A nice evening out enjoying good food with the family is too valuable to ruin thinking about your abs.


----------



## Silvaback (Jul 31, 2013)

Wasn't a "cheat" meal either! :thumb:


----------



## AlexB18 (Dec 10, 2013)

Major Eyeswater said:


> It works for me because my general diet is really good - I don't particularly like sweet or salty stuff, and my usual lunch that I take to work is tuna & egg salad with loads of raw veggies, so I'm eating clean(ish) by default.
> 
> So if the Missus wants to go for a curry on Friday night, I'll go and eat what I please - even of I'm on a cut. It's not going to make a significant difference to my weekly calories, and if it does it's nothing that an hour on the bike won't fix.
> 
> *A nice evening out enjoying good food with the family is too valuable to ruin thinking about your abs*.

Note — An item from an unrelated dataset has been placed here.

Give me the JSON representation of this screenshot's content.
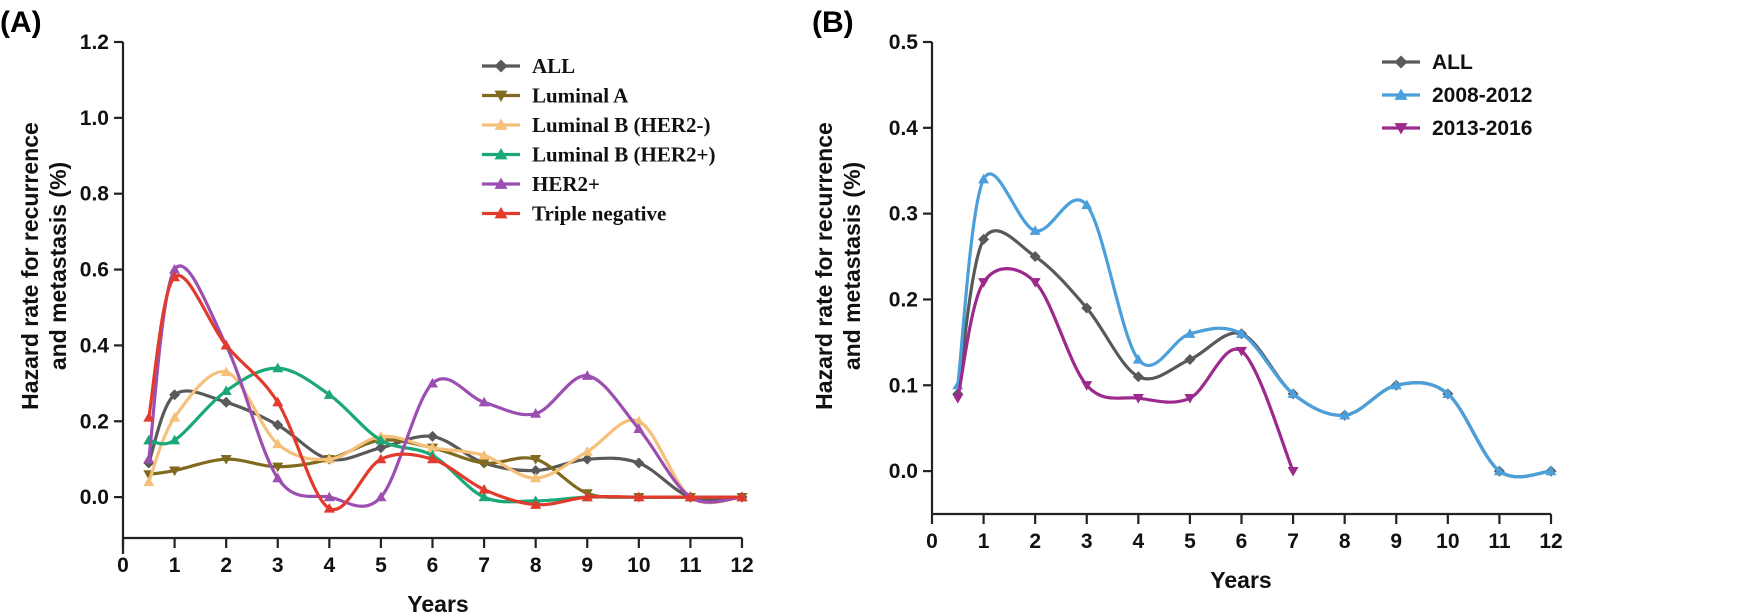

Oh aye couldn't agree more with that, though im quite lucky my mrs understands why I do this so she will be alright if I sit down for tea with something different to her, I still cook both meals though, also another reason I track everything and eat clean etc is I just don't trust myself to eat within my means without counting everything, I just cant do it :lol:


----------



## Shawrie (Aug 6, 2014)

AlexB18 said:


> I feel exactly the same after just one small square of chocolate, im on holiday next week eating **** most of the week so il no doubt feel like a funking fat mess when I come back training again :lol:
> 
> Anyway back on point favorite cheat meal is the BBQ chicken calzone, 8 mozzarella cheese dippers with garlic mayo and a tub of ben n jerries baked Alaska washed down with a bottle of coke, all from my local takeaway


Can i just point out that i no longer eat rubbish all day.lol


----------



## Major Eyeswater (Nov 2, 2013)

AlexB18 said:


> im quite lucky my mrs understands why I do this so she will be alright if I sit down for tea with something different to her


I can't be doing with that either. On workdays, I come home & sit down to whatever she's cooked. She cooks good food, and she's quite happy to give me smaller portions if I'm on a cut or bigger if I'm on a bulk. She's used to me sometimes looking at my plate as she's serving up and quickly rustling up a couple of scrambled eggs to go on top if I don't think there's quite enough - but that's as far as it goes.

The approach works. When I'm on a cut, I dial in a 6-900 deficit, and I drop 3lb every 2 weeks


----------



## SwAn1 (Jun 4, 2012)

I like to eat junk, so I'd sooner do 7+ hours of cardio per week and eat plenty of sh!te than eat clean and do minimal cardio!


----------



## Muckshifter (Apr 5, 2014)

dallas said:


> Ho god I want one now ffs.


Yip me too a boneless bucket mmmmm


----------



## angilonit (Aug 7, 2014)

silverzx said:


> Where in Istanbul can I find these?!


Take look at links mate  .

http://www.tripadvisor.com/Restaurant_Review-g293974-d2682844-Reviews-Burger_House-Istanbul.html

http://www.tripadvisor.com/Restaurant_Review-g293974-d3369257-Reviews-Dukkan_Burger-Istanbul.html

I recommend this one.

http://www.mekanist.net/istanbul/restoran/dukkan-burger-bebek


----------